MARY REICHARD, HOST: It’s Tuesday, the 21st of December, 2021. Thanks for joining us for today’s edition of The World and Everything in It. Good morning, I’m Mary Reichard.
NICK EICHER, HOST: And I’m Nick Eicher. First up, preventing drunk driving.
Among the many items in President Biden’s infrastructure bill is a new technology requirement for cars rolling off the assembly line.
WORLD’s Caleb Bailey reports.
CALEB BAILEY, REPORTER: According to the National Highway Traffic Safety Administration, 28 people die every day as a result of drunk driving. Most states already have penalties for driving under the influence. But prevention relies on enforcement and catching drivers in the act.
Keeping impaired drivers off the road falls to friends or bartenders. But what if the cars themselves could help?
In a decade or so, they will. The new infrastructure bill passed last month includes a provision that will eventually require alcohol detection technology in all new vehicles.
Alex Otte is the president of Mothers Against Drunk Driving.

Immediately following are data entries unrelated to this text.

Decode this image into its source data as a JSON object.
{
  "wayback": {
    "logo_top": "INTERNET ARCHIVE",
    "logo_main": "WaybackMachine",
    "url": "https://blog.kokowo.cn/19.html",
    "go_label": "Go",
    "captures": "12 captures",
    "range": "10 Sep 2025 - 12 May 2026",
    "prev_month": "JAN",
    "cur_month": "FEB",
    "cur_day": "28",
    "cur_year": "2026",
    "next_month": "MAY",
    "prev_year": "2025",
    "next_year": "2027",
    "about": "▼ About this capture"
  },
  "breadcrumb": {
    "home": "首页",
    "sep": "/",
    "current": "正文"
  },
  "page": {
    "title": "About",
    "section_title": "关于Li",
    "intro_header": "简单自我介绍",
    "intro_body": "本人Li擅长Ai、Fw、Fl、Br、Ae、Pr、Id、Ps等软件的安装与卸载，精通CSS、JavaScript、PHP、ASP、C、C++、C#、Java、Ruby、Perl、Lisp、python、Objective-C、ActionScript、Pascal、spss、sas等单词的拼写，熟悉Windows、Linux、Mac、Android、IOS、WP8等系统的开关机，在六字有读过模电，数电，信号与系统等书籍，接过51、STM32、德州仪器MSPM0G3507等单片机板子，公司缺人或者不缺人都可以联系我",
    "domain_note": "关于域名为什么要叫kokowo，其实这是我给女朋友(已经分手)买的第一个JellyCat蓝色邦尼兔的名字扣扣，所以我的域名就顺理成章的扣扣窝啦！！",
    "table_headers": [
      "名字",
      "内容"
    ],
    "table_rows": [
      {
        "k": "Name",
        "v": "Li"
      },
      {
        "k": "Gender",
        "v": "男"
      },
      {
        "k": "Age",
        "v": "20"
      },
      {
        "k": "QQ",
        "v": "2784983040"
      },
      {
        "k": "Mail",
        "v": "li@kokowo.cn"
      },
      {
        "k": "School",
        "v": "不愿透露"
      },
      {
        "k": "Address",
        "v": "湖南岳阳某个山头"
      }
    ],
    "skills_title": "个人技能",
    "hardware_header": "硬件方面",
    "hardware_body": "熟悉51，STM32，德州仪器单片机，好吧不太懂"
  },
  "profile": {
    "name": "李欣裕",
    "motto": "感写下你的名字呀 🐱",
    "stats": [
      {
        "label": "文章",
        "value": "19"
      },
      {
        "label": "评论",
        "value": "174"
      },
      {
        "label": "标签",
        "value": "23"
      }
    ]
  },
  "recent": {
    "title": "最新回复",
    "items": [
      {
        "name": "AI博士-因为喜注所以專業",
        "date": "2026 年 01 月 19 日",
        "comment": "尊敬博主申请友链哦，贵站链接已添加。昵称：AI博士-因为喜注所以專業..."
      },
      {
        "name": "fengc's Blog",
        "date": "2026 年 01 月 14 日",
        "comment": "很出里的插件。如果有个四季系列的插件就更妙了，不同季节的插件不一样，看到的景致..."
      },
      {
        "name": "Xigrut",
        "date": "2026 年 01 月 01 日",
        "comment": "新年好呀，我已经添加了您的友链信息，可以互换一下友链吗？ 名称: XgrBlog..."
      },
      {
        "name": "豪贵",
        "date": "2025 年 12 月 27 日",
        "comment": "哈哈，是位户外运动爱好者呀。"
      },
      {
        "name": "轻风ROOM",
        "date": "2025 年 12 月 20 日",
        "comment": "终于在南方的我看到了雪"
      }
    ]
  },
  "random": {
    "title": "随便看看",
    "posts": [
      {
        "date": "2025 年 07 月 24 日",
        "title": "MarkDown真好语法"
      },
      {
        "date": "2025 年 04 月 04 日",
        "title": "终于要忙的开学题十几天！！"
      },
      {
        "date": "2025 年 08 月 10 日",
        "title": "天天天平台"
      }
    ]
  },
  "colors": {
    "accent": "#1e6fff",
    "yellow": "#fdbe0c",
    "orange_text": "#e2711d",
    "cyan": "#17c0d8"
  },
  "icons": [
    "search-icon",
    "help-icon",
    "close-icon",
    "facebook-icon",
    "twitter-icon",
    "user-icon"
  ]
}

OTTE: So that's something that's really important is all of the technology being considered, even though one hasn't been chosen, that's just a condition for it to be considered as one of the options is that it's entirely passive.
Otte is the organization’s first president who’s not a parent. She’s also the first to be injured in a drunk driving accident, rather than lose someone. She was 13 years old when an intoxicated boater ran into her on a jet ski, causing severe injuries and putting her in a week-long coma.
OTTE: So I knew then that I wanted to be the last little girl it would ever happen to and I know 11 years later that I wasn't. But I will fight for the rest of my life to see a day when there's a last little girl and there's a last victim of drunk driving.
Otte says the mandate for technology to prevent drunk driving is a proactive step in that direction. She says the technology would passively monitor a driver’s performance to look for signs of impairment.
And there are lots of ways that might work. Otte’s team has sent a list of 241 different types of technology to the National Highway Traffic Safety Administration for consideration.
Those suggestions fall into three basic categories.
First, driving performance monitoring.
OTTE: An example of that is like lane departure warning, automatic braking, things that monitor what the car is actually doing.
Second, driver monitoring.
OTTE: An example that puts cameras in either the dash or in the rearview mirror to monitor a person's eye gaze, whether they're looking down for too long, there's signs of impairment, things like that.
And finally, alcohol detection.
OTTE: An example of that is putting sensors either in the steering wheel or in the Start button that can measure how much alcohol is in a person's sweat.
What’s not up for consideration? Technology already used to monitor people with previous drunk driving convictions. Things like breathalyzers or ignition locks.
OTTE: So the drunk or otherwise impaired driver will get in their car, and it either won't start won't move, or will pull itself over once it detects impairment, depending on which technology’s chosen, the sober driver will get in their car and never even know it's there.
Otte says measures the government regulators are reviewing could save many lives. But they would come with a cost. Cars equipped with the new technology will be more expensive and so will any required repairs.
William Yeatman is research fellow at CATO Institute’s Center for Constitutional Studies.
YEATMAN: So the direct costs, as I understand, don't at this point be appear to be earth-shattering.
But direct costs aren’t the only potential financial impact.
YEATMAN: It would appear that there is a huge unanswered potentially indirect cost or more more likely an unintended consequence. And that is, by requiring this of automakers, it could potentially or stands poised to roil our regulatory and insurance frameworks for drunk driving liability.
If the technology fails, and the impaired driver gets into a wreck, who’s liable? The driver or the manufacturer?
Despite those concerns, automakers are already using technology that helps drivers … drive better. Some manufacturers, including GM, BMW, and Nissan have installed infrared cameras in vehicles that monitor driver behavior and semi-automated driver assist to prevent things like dangerous lane changes.
Yeatman says that makes this new mandate even more puzzling.
YEATMAN: But to the extent that automakers were already doing this, why did Congress have to step in with a mandate? And that's by no means an endorsement of drunk driving.
Mandating the new technology industry-wide artificially accelerates the production and testing process. That could open a Pandora's Box of indirect consequences and legal headaches.
YEATMAN: But I guess my point here would be, you know, the nature of government intervention in these sorts of things is to engender unintended consequences that perhaps outsize the original problem even.
One potential consequence: a system failure that renders a car undrivable in an emergency situation not involving alcohol.
But implementation is still a ways down the road. The National Highway Traffic Safety Administration has 3 to 6 years to decide on a technology. It must then give automakers enough time to develop a system. That could take another two or three years.
Reporting for WORLD, I’m Caleb Bailey.